Renzi si è dichiarato anche a favore dell’energia eolica – a differenza di diversi esponenti del suo partito, ad esempio in Sicilia e della necessità di un suo ulteriore sviluppo del settore in Italia, sottolineando la possibilità di un raddoppio della produzione geotermica ed eolica. Ma il remier ha aggiunto ce «Non abbiamo grandi chance di mettere altre pale ma abbiamo la possibilità di cambiare quelle che ci sono oggi. Come gestire il rinnovo delle strutture eoliche sarà cruciale, possiamo creare una filiera produttiva».

L’Associazione nazionale energia del vento (Anev) apprezza l’apertura del presidente del Consiglio Renzi, sull’eolico italiano, ma ricorda a Renzi che l’eolico «si attesta oggi sui 9.000 MW installati con un margine di crescita tale da consentire il raggiungimento degli impegni presi in sede europea dall’Italia, ovvero il target di 12,68 GW al 2020. Tale sviluppo sarà possibile sia con le nuove installazioni che consentiranno di raggiungere gli obiettivi al 2020 sia, come osservato giustamente dal Premier,  attraverso interventi mirati di rinnovamento del parco eolico, per mezzo della sostituzione degli impianti più vecchi con turbine di nuova tecnologia, in Italia non ancora regolamentato. Si tratterebbe di sostituire turbine di nuova tecnologia e più performanti in luogo delle più vecchie, con benefici evidenti non solo a livello ambientale e paesaggistico, ma anche economico».

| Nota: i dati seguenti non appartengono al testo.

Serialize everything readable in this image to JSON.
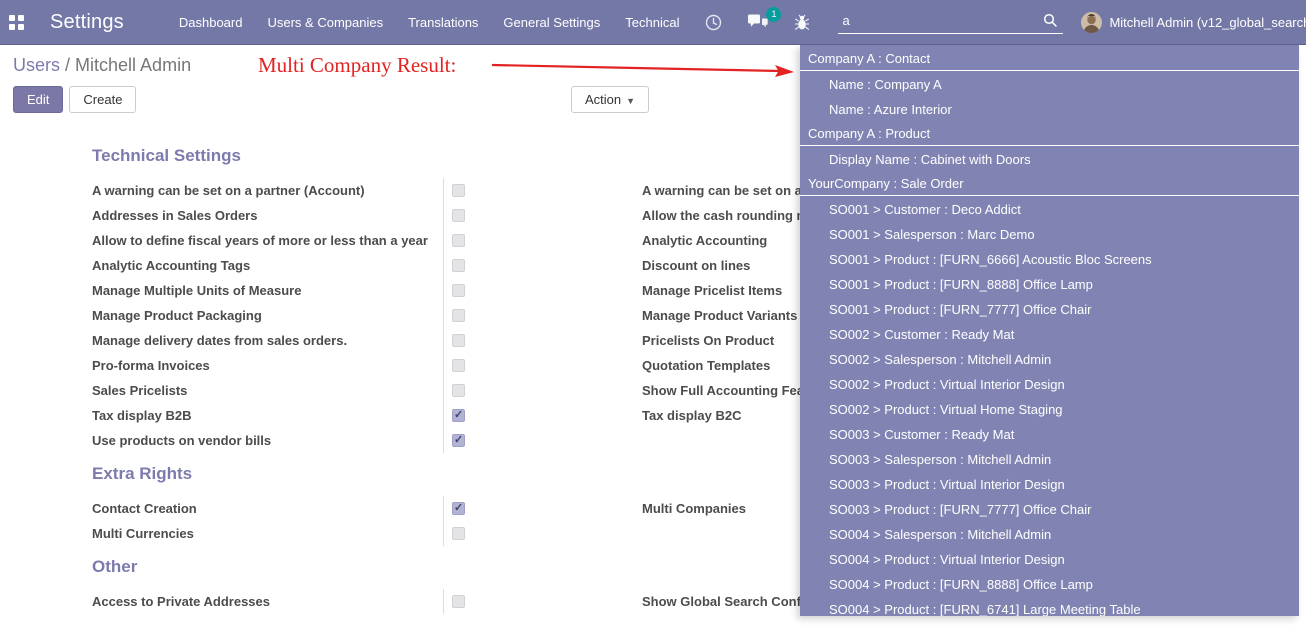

Anev sottolinea che «L’industria eolica italiana ha già prodotto sviluppo economico ed occupazionale, impiegando oggi 26.000 addetti nel settore tra diretti e indiretti e si stima che con il giusto sostegno potrà giungere a quota 67.000 addetti al 2020 in Italia. Inoltre quella eolica è un’industria nazionale matura e che ormai da anni esporta all’estero ed è autosufficiente per il fabbisogno del nostro Paese».

Ma la conclusione dell’Associazione che riunisce circa 70 aziende e oltre 5.000 soggetti che operano nel settore eolico, sottolineano una realtà diventata difficile anche per colpa della politica: «A fronte della posizione espressa dal Presidente del Consiglio Matteo Renzi, l’Anev si aspetta che il Governo intervenga per eliminare gli ostacoli normativi che attualmente affliggono il settore, ancora in attesa del Decreto Ministeriale necessario per la realizzazione di nuovi impianti e che avrebbe dovuto essere emanato entro dicembre 2014 (!!!)».